Par un mémoire en défense enregistré le 9 février 2023, M. B conclut au rejet de la requête, à la confirmation du jugement du tribunal administratif de Nancy et à enjoindre au préfet de Meurthe-et-Moselle de lui délivrer un titre de séjour portant la mention " vie privée et familiale " ou " travailleur temporaire " ou " salarié " dans un délai d'un mois à compter de la notification du jugement à intervenir, et immédiatement un récépissé de demande de titre de séjour avec autorisation de travail, subsidiairement de réexaminer sa situation dans le même délai et de lui délivrer une autorisation provisoire de séjour avec autorisation de travail pendant l'instruction de son dossier, en tout état de cause, d'enjoindre au préfet de Meurthe-et-Moselle de le retirer du signalement aux fins de non admission dans le système Schengen (SIS) dont il fait l'objet sous une astreinte de 100 euros par jour de retard et à ce qu'une somme de 2 500 euros soit mise à la charge du préfet de Meurthe-et-Moselle sur le fondement des articles L. 761-1 du code de justice administrative et 37 de la loi du 10 juillet 1991 relative à l'aide juridique sous une astreinte de 100 euros par jour de retard.

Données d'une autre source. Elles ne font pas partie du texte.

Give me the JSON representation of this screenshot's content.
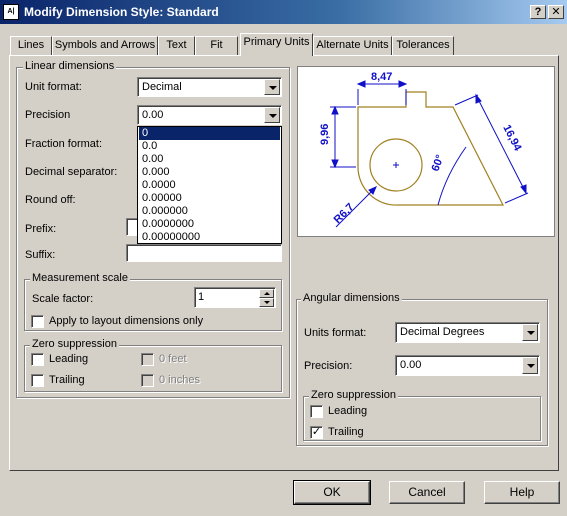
{
  "window": {
    "title": "Modify Dimension Style: Standard",
    "icon_text": "A|",
    "help_btn": "?",
    "close_btn": "✕"
  },
  "tabs": [
    {
      "label": "Lines"
    },
    {
      "label": "Symbols and Arrows"
    },
    {
      "label": "Text"
    },
    {
      "label": "Fit"
    },
    {
      "label": "Primary Units",
      "active": true
    },
    {
      "label": "Alternate Units"
    },
    {
      "label": "Tolerances"
    }
  ],
  "linear": {
    "group_title": "Linear dimensions",
    "unit_format_label": "Unit format:",
    "unit_format_value": "Decimal",
    "precision_label": "Precision",
    "precision_value": "0.00",
    "precision_options": [
      "0",
      "0.0",
      "0.00",
      "0.000",
      "0.0000",
      "0.00000",
      "0.000000",
      "0.0000000",
      "0.00000000"
    ],
    "precision_highlighted": "0",
    "fraction_format_label": "Fraction format:",
    "decimal_separator_label": "Decimal separator:",
    "round_off_label": "Round off:",
    "prefix_label": "Prefix:",
    "suffix_label": "Suffix:"
  },
  "measurement": {
    "group_title": "Measurement scale",
    "scale_factor_label": "Scale factor:",
    "scale_factor_value": "1",
    "apply_layout_label": "Apply to layout dimensions only",
    "apply_layout_checked": false
  },
  "zero_linear": {
    "group_title": "Zero suppression",
    "leading_label": "Leading",
    "trailing_label": "Trailing",
    "feet_label": "0 feet",
    "inches_label": "0 inches",
    "leading_checked": false,
    "trailing_checked": false
  },
  "preview": {
    "dim_top": "8,47",
    "dim_left": "9,96",
    "dim_diag": "16,94",
    "angle": "60°",
    "radius": "R6,7",
    "line_color": "#1010c8",
    "geometry_color": "#a08020"
  },
  "angular": {
    "group_title": "Angular dimensions",
    "units_format_label": "Units format:",
    "units_format_value": "Decimal Degrees",
    "precision_label": "Precision:",
    "precision_value": "0.00",
    "zero_group_title": "Zero suppression",
    "leading_label": "Leading",
    "trailing_label": "Trailing",
    "leading_checked": false,
    "trailing_checked": true,
    "check_mark": "✓"
  },
  "buttons": {
    "ok": "OK",
    "cancel": "Cancel",
    "help": "Help"
  }
}
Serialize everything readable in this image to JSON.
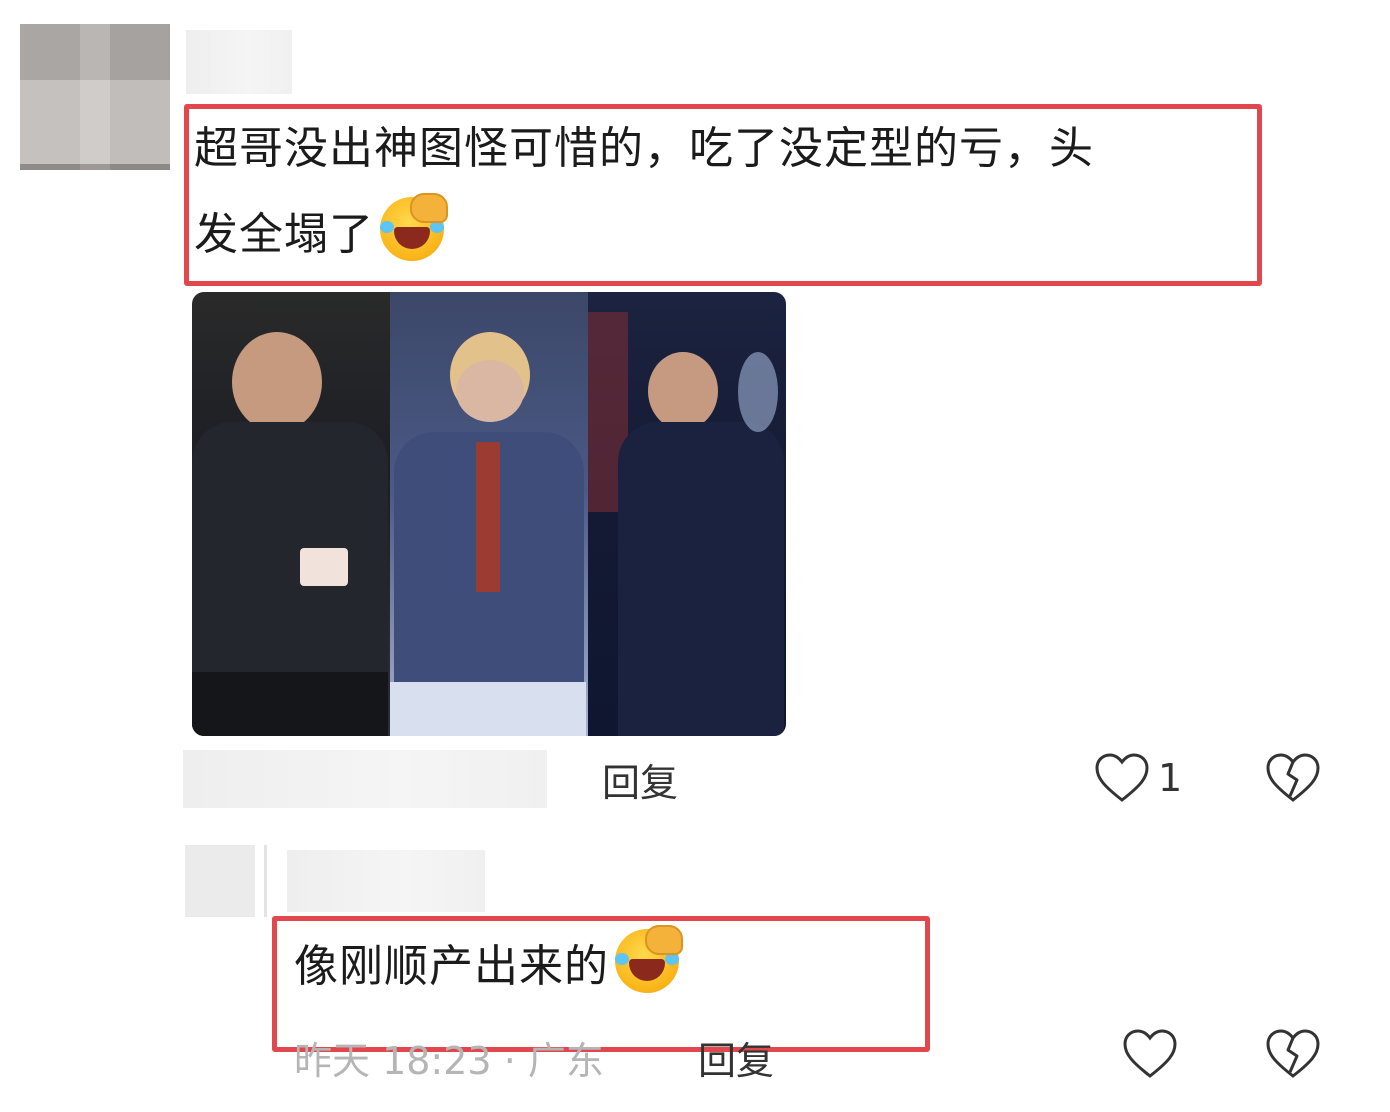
{
  "comment": {
    "text_line1": "超哥没出神图怪可惜的，吃了没定型的亏，头",
    "text_line2": "发全塌了",
    "emoji": "laughing-face-with-hand-emoji",
    "image_alt": "three-panel photo collage",
    "reply_label": "回复",
    "like_count": "1"
  },
  "reply": {
    "text": "像刚顺产出来的",
    "emoji": "laughing-face-with-hand-emoji",
    "timestamp": "昨天 18:23",
    "separator": "·",
    "location": "广东",
    "reply_label": "回复"
  },
  "icons": {
    "like": "heart-outline-icon",
    "dislike": "broken-heart-icon"
  },
  "colors": {
    "highlight": "#e2474d",
    "text": "#1b1b1b",
    "muted": "#b5b5b5"
  }
}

Il soutient que les moyens de la requête ne sont pas fondés et réitère les moyens présentés à l'appui de sa demande de première instance à l'exception de celui portant sur l'incompétence.
M. B a été admis au bénéfice de l'aide juridictionnelle totale par une décision du 16 décembre 2022.
Vu les autres pièces du dossier.
Vu :
- le code de l'entrée et du séjour des étrangers et du droit d'asile ;
- le code des relations entre le public et l'administration ;
- la loi n° 91-647 du 10 juillet 1991 ;
- l'arrêté du 30 avril 2021 fixant la liste des pièces justificatives exigées pour la délivrance des titres de séjour prévus par le livre IV du code de l'entrée et du séjour des étrangers et du droit d'asile ;
- le code de justice administrative.
Les parties ont été régulièrement averties du jour de l'audience.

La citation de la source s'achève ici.